There is evidence some of those involved knew fine well their behaviour wasn't right. Ms Gray’s report is peppered with revealing WhatsApp messages and emails.

"Just to flag that the press conference will probably be finishing around that time, so helpful if people can be mindful of that as speakers and cameras are leaving, not walking around waving bottles of wine," wrote one special adviser to Martin Reynolds, then the Prime Minister's principal private secretary, ahead of a gathering in the No 10 garden on May 20, 2020.

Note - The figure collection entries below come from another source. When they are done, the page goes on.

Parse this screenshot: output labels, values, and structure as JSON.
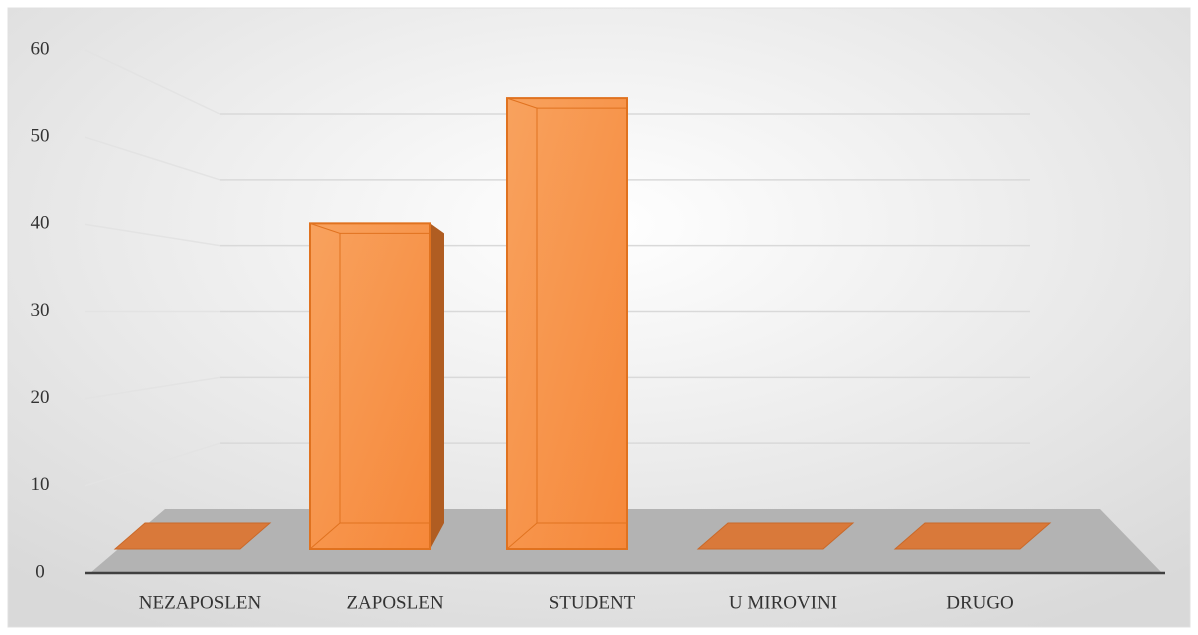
{
  "chart_data": {
    "type": "bar3d",
    "categories": [
      "NEZAPOSLEN",
      "ZAPOSLEN",
      "STUDENT",
      "U MIROVINI",
      "DRUGO"
    ],
    "values": [
      0,
      39,
      54,
      0,
      0
    ],
    "color": "#f79646",
    "ylim": [
      0,
      60
    ],
    "yticks": [
      0,
      10,
      20,
      30,
      40,
      50,
      60
    ],
    "grid": true
  }
}
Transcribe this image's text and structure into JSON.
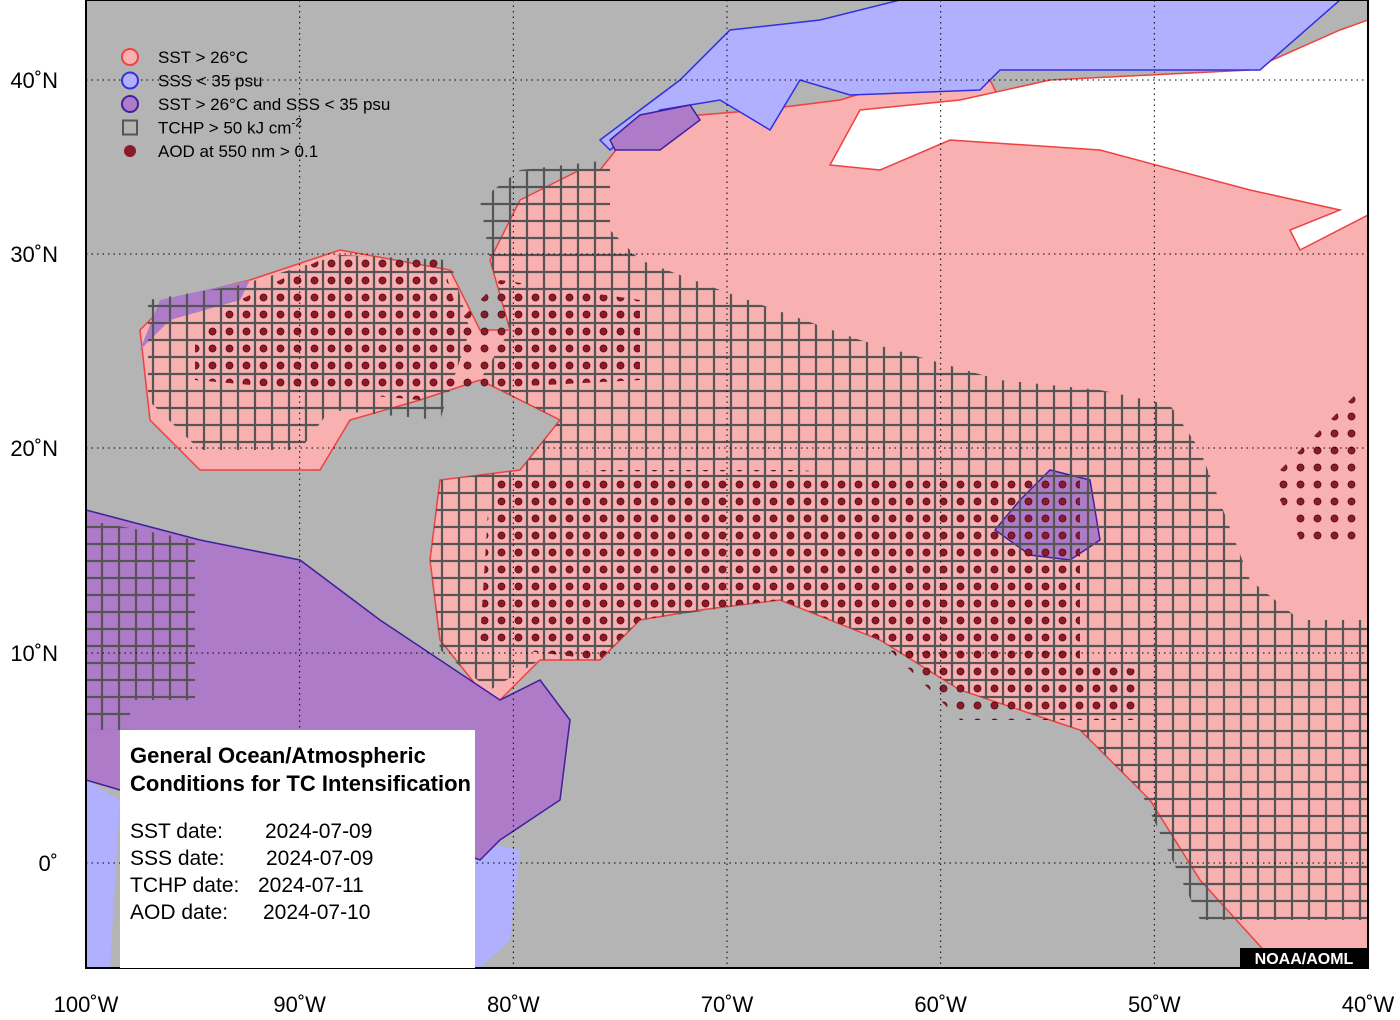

At the time, the rules only allowed meetings outdoors with one person from another household for exercise or recreation.

"I'm sure it will be fine – and I applaud the gesture – but a 200-odd person invitation for drinks in the garden of No 10 is somewhat of a comms risk in the current environment," noted Lee Cain, then No 10's director of communications, with impressive understatement.

A subsequent WhatsApp message, sent on an unknown date from Mr Reynolds to a special adviser, said "we seem to have got away with" the event.

Meanwhile, one official jokingly referred to a leaving do on June 28 – at which that person above was sick – as "drinks which aren't drinks".

"The event lasted for a number of hours,” Ms Gray writes. “There was excessive alcohol consumption by some individuals.

"One individual was sick. There was a minor altercation between two other individuals.”

Mr Johnson now wants the country to move on.

Whether it does or not is, of course, not up to him.